Para uma empresa, comprar uma ferramenta ou publicar recomendações genéricas não é suficiente. Quem seleciona, configura, utiliza ou supervisiona IA precisa de compreender possibilidades, limitações e riscos na proporção da sua responsabilidade.
O que significa realmente literacia em IA
Não se trata de transformar toda a equipa em especialistas técnicos. Cada pessoa deve saber qual sistema utiliza, para que tarefas está autorizado, que informação pode introduzir, como validar o resultado e quando envolver um responsável.
As necessidades variam. Marketing precisa de critérios sobre verificação, propriedade intelectual, confidencialidade e voz da marca. Apoio ao cliente deve conhecer limites das recomendações automatizadas e escalamento. Desenvolvimento avalia segurança, dados, fornecedores e rastreabilidade. A direção deve compreender impactos, responsabilidades e métricas.
Tornar visíveis as ferramentas invisíveis
A IA pode estar integrada em publicidade, CRM, suites de escritório, design ou pesquisa, por vezes sem coordenação central. O primeiro passo é um inventário com ferramenta, fornecedor, responsável, finalidade, utilizadores, entradas, resultados, pessoas afetadas, supervisão, processo de incidentes, formação e evidências.
Este mapa diferencia um assistente de redação de um sistema que influencia recrutamento, preços, crédito ou avaliação de pessoas. Formação e controlos devem crescer com o risco.
Criar um programa útil
Uma formação eficaz combina conceitos e prática. Explica que os modelos podem produzir informação convincente mas falsa, reproduzir enviesamentos ou perder contexto. Ensina a formular instruções, fornecer fontes, proteger dados, questionar resultados e documentar decisões importantes.
O programa pode incluir uma base comum sobre capacidades, limites, privacidade e usos permitidos; formação por função; exercícios supervisionados; verificação de conhecimentos e documentação atual; revisão periódica quando sistemas, fornecedores ou casos mudam.

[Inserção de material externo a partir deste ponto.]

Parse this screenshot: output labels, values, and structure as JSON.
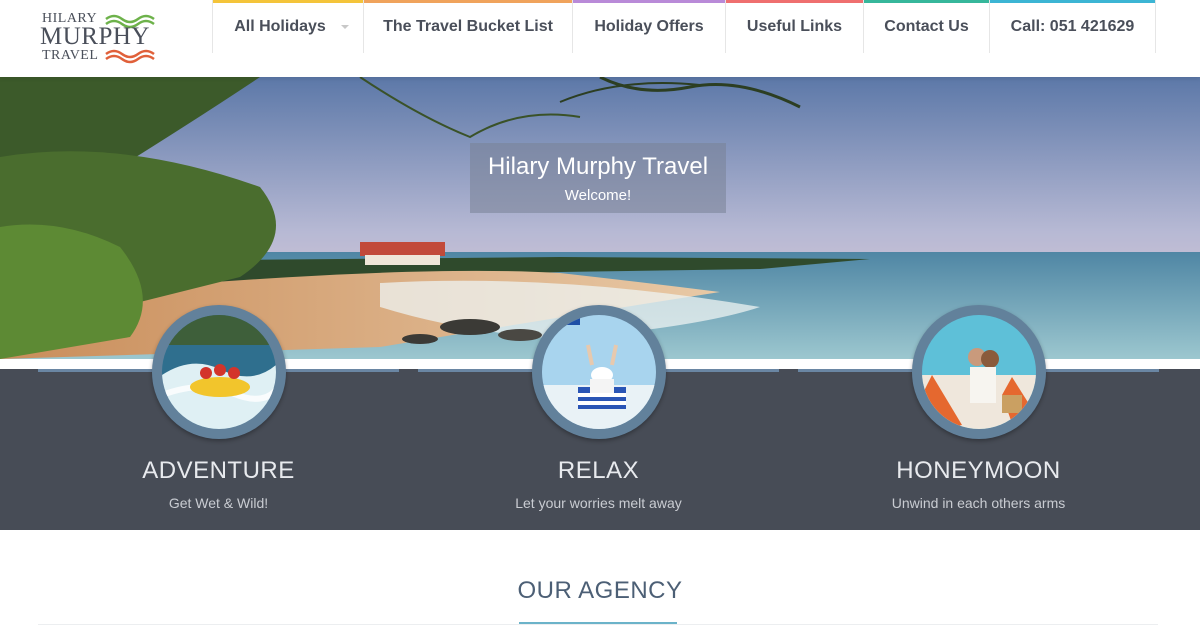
{
  "logo": {
    "line1": "HILARY",
    "line2": "MURPHY",
    "line3": "TRAVEL"
  },
  "nav": [
    {
      "label": "All Holidays",
      "color": "#f4c43a",
      "dropdown": true
    },
    {
      "label": "The Travel Bucket List",
      "color": "#f0a35c",
      "dropdown": false
    },
    {
      "label": "Holiday Offers",
      "color": "#b98ad8",
      "dropdown": false
    },
    {
      "label": "Useful Links",
      "color": "#ef6f6f",
      "dropdown": false
    },
    {
      "label": "Contact Us",
      "color": "#36b79b",
      "dropdown": false
    },
    {
      "label": "Call: 051 421629",
      "color": "#3cb5d4",
      "dropdown": false
    }
  ],
  "hero": {
    "title": "Hilary Murphy Travel",
    "subtitle": "Welcome!"
  },
  "features": [
    {
      "title": "ADVENTURE",
      "subtitle": "Get Wet & Wild!"
    },
    {
      "title": "RELAX",
      "subtitle": "Let your worries melt away"
    },
    {
      "title": "HONEYMOON",
      "subtitle": "Unwind in each others arms"
    }
  ],
  "agency": {
    "title": "OUR AGENCY"
  },
  "colors": {
    "band": "#474c56",
    "accent": "#6a86a3",
    "agency_underline": "#6bb3c9"
  }
}
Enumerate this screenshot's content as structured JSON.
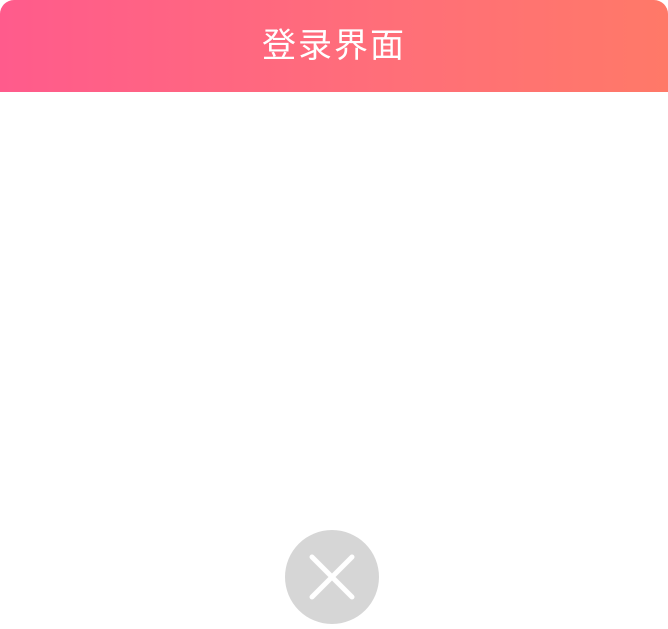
{
  "modal": {
    "title": "登录界面",
    "header_gradient": [
      "#ff5b8c",
      "#ff7968"
    ],
    "body_color": "#ffffff"
  },
  "close_button": {
    "icon": "close-icon",
    "background": "#d6d6d6",
    "icon_color": "#ffffff"
  }
}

Uma política sem formação fica no papel. Formação sem regras deixa cada pessoa interpretar os limites. As duas devem estar ligadas.
Governação, evidências e melhoria
A literacia faz parte da governação da IA. A organização precisa de responsáveis, um canal para dúvidas e incidentes e critérios para aprovar novos usos. Registos proporcionais—conteúdo, participantes, datas, versões e avaliações—demonstram a prática.

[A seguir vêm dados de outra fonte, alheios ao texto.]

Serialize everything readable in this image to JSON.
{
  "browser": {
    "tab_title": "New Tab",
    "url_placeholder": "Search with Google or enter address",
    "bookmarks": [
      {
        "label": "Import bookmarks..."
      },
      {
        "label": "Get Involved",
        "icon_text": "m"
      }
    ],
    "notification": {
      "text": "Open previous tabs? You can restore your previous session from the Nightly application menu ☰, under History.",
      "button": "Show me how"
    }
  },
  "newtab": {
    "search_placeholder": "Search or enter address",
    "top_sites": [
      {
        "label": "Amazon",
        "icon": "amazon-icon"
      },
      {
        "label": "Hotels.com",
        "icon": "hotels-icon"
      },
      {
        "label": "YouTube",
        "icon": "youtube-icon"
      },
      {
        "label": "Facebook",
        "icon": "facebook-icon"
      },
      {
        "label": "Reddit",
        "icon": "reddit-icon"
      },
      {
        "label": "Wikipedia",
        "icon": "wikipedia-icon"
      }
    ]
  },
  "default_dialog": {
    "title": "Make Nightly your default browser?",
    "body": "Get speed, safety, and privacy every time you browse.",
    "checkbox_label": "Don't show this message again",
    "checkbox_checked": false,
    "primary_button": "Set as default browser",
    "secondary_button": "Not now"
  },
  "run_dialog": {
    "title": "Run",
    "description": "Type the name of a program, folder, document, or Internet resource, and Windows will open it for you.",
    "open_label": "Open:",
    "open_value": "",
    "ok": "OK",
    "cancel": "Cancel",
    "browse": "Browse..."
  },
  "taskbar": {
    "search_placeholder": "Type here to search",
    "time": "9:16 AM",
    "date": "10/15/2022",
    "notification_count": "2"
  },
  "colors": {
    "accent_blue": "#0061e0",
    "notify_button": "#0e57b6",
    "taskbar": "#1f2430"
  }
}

A Comissão mantém recursos e exemplos, mas esclarece que copiar uma prática não prova automaticamente conformidade. Cada organização deve considerar o seu contexto e evoluir o programa.
Melhor adoção, não menos inovação
Equipas informadas encontram usos de maior valor, evitam erros previsíveis e sabem quando a automação exige supervisão. A confiança passa a basear-se em critérios partilhados.
A Sitelicon aborda a adoção de IA como um processo completo: objetivos, dados, integração, experiência, formação e controlo. A pergunta não é apenas o que uma ferramenta consegue fazer, mas em que condições pode entregar um resultado fiável para o negócio e para as pessoas.
Nota editorial: artigo publicado originalmente em fevereiro de 2025 e revisto em 11 de setembro de 2026 para preservar o arquivo. Este conteúdo é informativo e não substitui aconselhamento jurídico especializado.